Recent Performance (9MFY24)
During 9MFY24, SMCPL’s net sales declined by 13.75 percent year-on-year. This was on account of slowdown of the ongoing projects due to unprecedented level of discount rate. Cost of sales slid by 11.86 percent during the period, translating into 19.63 percent lower gross profit recorded by the company during 9MFY24. GP margin also contracted from 24.38 percent during 9MFY23 to 22.71 percent during 9MFY24. Administrative expense multiplied by 15.55 percent during 9MFY24 mainly on account of high inflation which pushed up the payroll expense. Distribution expense also spiked by 39.32 percent during the period under consideration despite lower sales volume. This might be due to the implementation of axle load. Other expense slid by 35.19 percent during 9MFY24 due to lower provisioning. Conversely, other income improved by 149.95 percent during the period. SMCPL’s operating profit slumped by 22.32 percent during the period under consideration with OP margin clocking in at 17.62 percent versus OP margin of 19.56 percent recorded in 9MFY23. Finance cost surged by 42.38 percent during 9MFY24 due to high discount rate.

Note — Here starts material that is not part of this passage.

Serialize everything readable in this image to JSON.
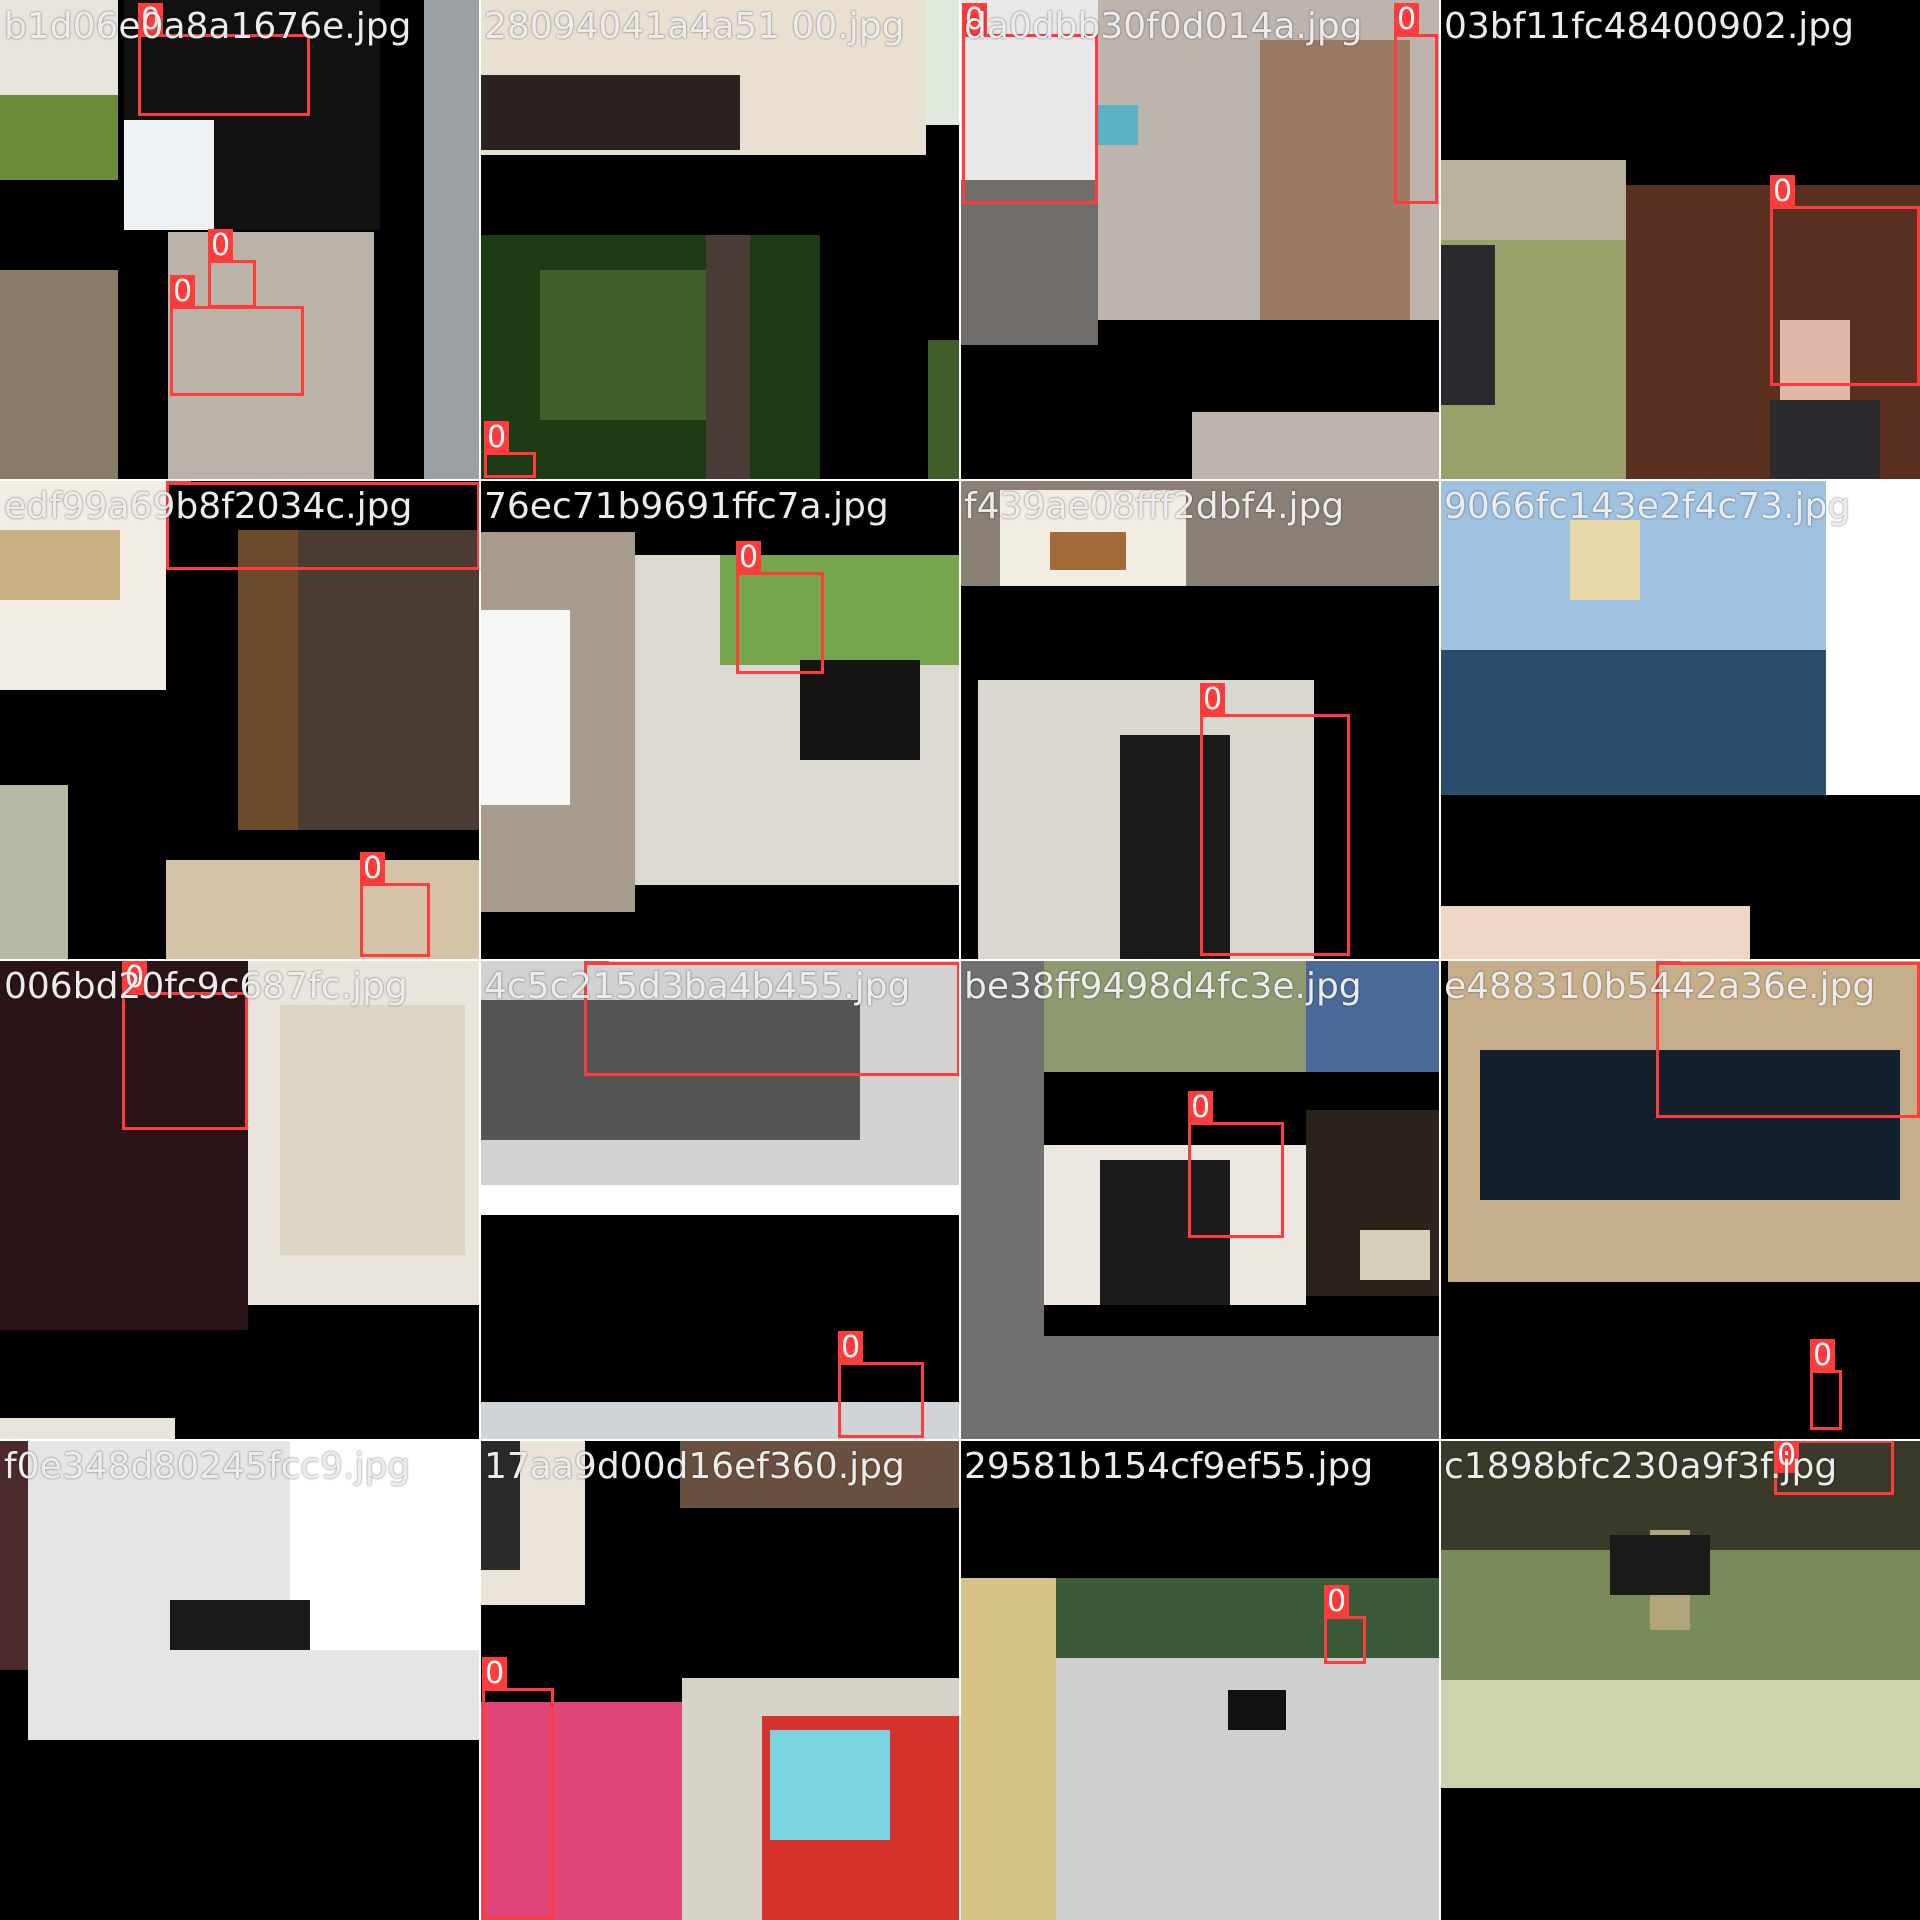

SMCPL’s net profit tumbled by 32.62 percent year-on-year to clock in at Rs.86.277 million in 9MFY24 with EPS of Rs.3.45 versus EPS of Rs.5.12 recorded during the same period last year. NP margin also inched down from 11.67 percent in 9MFY23 to 9.11 percent in 9MFY24.
Future Outlook
In the midst of economic and political crisis, construction sector outlook seems gloomy. The rising capacities of cement facilities over the years coupled with lackluster demand has created idle capacities questioning the sustainability of high retention prices enjoyed by the cement companies for a long time.